Journey to Mozart
Works by Mozart, Gluck, Haydn, Mysliveček and Salomon
Zurich Chamber Orchestra/Daniel Hope (violin)
DG 479 8376
‘Journey to Mozart’, the latest of Daniel Hope’s theme-driven compilation albums, places at its centre Mozart’s Third Violin Concerto, K216, and his single- movement Adagio, K261. Haydn’s G major Violin Concerto is the only other complete offering: among the single movements dotted around these main items are excerpts from the Paris version of Gluck’s opera Orfeo ed Euridice (the ‘Dance of the Furies’ and a schmaltzy violin-solo adaptation of the ‘Blessed Spirits’ ballet), short concertante movements by Mysliveček and Salomon, rather purposeless in context, and a boisterous arrangement of the ‘Alla turca’ Rondo from Mozart’s K331 piano sonata as finale.
It’s both a highly personal selection and a rather puzzling one, the rationale of which – if indeed any such can be deduced from Hope’s own short written introduction and the fulsome booklet essay – seems to be to underline Mozart’s effortless artistic superiority in the chosen company. To me, although the partnership of Hope and the Zurich Chamber Orchestra (of which he is now music director) achieves uniformly vibrant and vigorous results, the full sequence emerges at once bitty, random and strangely uneven in interpretative approach.
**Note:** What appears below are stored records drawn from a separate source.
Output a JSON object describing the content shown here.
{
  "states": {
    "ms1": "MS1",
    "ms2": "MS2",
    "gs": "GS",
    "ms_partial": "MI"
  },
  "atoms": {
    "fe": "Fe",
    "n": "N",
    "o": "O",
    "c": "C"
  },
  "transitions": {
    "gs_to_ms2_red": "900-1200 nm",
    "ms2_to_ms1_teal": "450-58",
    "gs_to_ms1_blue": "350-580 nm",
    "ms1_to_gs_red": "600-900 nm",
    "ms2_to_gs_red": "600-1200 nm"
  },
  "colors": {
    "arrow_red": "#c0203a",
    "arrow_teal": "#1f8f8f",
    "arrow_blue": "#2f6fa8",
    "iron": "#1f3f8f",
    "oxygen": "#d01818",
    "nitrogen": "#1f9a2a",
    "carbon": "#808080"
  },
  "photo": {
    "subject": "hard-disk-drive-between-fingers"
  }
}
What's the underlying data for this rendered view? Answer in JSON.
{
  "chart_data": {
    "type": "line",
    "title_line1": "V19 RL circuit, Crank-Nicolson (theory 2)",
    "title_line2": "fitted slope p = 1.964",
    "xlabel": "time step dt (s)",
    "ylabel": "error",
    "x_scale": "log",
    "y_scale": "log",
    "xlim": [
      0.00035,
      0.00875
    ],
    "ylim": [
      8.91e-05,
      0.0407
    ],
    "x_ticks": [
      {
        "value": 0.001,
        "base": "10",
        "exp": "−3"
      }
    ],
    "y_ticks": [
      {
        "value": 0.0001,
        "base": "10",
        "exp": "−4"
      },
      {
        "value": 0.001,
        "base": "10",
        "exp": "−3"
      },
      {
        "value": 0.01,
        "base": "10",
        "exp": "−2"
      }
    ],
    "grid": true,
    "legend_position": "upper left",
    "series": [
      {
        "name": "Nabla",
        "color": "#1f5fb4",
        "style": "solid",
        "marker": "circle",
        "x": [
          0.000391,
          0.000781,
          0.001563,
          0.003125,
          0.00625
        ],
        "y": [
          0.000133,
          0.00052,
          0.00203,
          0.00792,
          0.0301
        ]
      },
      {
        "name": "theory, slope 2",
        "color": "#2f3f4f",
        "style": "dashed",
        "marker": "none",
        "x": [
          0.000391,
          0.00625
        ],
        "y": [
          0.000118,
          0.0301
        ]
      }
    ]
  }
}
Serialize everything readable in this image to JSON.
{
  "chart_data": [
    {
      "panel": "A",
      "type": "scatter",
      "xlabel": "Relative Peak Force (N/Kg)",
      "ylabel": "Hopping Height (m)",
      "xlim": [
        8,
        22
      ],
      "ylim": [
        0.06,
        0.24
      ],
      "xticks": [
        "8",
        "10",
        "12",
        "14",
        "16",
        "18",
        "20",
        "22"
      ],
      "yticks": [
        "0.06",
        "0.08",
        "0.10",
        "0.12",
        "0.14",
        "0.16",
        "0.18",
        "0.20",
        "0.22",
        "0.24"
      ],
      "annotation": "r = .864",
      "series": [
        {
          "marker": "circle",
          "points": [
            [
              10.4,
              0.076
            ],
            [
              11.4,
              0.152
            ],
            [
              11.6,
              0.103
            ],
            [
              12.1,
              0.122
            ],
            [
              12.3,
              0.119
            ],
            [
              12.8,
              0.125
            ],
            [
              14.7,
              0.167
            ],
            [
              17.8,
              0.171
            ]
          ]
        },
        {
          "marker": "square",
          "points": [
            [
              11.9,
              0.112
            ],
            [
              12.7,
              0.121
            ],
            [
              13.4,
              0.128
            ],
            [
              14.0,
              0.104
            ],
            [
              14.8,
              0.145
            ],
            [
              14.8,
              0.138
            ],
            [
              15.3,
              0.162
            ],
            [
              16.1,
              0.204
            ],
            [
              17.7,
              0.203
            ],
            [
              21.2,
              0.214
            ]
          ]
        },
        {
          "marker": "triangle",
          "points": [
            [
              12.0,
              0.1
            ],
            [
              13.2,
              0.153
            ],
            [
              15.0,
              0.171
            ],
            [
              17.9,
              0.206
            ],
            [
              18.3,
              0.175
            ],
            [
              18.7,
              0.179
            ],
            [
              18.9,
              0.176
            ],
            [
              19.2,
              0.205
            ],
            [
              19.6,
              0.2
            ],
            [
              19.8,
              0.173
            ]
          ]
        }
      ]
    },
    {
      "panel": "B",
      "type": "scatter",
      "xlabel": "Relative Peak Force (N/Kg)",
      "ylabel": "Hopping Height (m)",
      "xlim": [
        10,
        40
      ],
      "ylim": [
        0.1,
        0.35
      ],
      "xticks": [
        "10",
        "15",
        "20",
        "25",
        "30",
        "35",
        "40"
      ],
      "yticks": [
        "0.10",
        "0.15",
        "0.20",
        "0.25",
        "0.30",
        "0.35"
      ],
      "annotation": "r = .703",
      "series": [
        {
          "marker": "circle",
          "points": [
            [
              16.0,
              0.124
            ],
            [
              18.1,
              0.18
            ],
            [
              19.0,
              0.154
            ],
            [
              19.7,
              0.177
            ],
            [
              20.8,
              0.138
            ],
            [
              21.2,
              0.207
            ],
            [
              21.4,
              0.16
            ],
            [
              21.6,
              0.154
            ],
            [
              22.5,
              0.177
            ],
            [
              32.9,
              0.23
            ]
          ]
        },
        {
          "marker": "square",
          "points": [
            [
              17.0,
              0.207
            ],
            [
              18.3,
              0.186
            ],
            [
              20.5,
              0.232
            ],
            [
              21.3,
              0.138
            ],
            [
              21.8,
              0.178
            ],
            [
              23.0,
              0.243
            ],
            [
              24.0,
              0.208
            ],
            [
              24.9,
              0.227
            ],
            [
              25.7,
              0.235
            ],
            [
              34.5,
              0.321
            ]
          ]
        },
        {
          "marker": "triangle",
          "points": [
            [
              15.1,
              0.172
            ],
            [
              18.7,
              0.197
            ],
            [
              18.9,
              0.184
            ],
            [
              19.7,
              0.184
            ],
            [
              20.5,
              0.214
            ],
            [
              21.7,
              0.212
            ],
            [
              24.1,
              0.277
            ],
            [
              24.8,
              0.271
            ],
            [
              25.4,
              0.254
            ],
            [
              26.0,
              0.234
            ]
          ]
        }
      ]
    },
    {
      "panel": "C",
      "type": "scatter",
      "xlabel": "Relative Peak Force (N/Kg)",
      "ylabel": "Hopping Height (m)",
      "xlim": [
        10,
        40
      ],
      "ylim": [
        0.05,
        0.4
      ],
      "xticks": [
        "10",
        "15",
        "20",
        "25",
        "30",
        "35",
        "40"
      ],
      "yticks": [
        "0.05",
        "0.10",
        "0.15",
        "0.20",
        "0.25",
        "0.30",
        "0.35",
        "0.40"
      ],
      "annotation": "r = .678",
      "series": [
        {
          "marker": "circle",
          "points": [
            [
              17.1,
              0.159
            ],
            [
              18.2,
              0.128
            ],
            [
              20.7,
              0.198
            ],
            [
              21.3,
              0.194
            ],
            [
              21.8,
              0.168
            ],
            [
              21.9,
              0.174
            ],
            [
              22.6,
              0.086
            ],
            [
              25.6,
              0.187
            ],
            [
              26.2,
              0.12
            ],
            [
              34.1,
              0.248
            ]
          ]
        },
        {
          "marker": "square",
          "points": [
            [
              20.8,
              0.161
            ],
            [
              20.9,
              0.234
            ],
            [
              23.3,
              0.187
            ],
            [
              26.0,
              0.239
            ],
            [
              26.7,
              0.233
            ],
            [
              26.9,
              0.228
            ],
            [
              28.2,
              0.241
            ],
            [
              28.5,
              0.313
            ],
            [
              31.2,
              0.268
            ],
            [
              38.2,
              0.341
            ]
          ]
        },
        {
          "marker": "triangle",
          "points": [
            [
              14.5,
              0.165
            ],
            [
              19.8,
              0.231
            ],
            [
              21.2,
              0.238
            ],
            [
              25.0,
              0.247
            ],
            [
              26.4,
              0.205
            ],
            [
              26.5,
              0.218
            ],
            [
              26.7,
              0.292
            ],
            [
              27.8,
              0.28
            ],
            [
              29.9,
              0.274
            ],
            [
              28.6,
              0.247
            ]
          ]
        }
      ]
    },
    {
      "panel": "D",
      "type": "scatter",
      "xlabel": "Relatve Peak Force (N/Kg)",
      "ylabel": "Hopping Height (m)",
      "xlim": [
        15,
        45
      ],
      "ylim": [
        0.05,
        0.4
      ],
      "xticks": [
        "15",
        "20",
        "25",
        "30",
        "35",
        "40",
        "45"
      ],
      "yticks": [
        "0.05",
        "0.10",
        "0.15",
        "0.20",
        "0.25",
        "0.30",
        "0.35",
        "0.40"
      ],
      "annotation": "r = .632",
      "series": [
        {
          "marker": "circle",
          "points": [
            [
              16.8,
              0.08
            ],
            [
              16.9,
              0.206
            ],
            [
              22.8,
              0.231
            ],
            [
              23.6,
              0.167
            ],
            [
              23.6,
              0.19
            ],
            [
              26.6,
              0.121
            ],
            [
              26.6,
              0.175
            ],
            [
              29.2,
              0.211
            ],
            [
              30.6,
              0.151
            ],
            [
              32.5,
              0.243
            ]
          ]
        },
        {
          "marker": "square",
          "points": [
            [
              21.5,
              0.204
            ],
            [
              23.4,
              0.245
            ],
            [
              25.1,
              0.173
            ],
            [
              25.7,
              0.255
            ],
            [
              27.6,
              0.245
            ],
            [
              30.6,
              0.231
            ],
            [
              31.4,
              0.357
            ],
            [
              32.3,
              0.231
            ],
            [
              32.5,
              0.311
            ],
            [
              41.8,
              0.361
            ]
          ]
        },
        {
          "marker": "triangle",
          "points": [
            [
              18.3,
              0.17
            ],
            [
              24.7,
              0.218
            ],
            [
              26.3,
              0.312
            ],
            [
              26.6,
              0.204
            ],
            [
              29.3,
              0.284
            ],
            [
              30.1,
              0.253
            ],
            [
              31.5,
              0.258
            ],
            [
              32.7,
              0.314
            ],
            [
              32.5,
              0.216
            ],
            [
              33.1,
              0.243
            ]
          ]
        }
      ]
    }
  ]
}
In the Mozart Concerto, for instance, I soon found myself longing for less show-off insistence on varying tone and attack, greater simplicity of phrasing. By contrast, the account of the Haydn, a work patronised by the note-writer as old- fashioned by Mozart’s side, seems less fussy and to me, therefore, much more satisfying. Hope’s brilliance as a soloist does comes across assertively throughout this ‘Journey’, which for his many admirers will surely prove sufficient to sustain interest.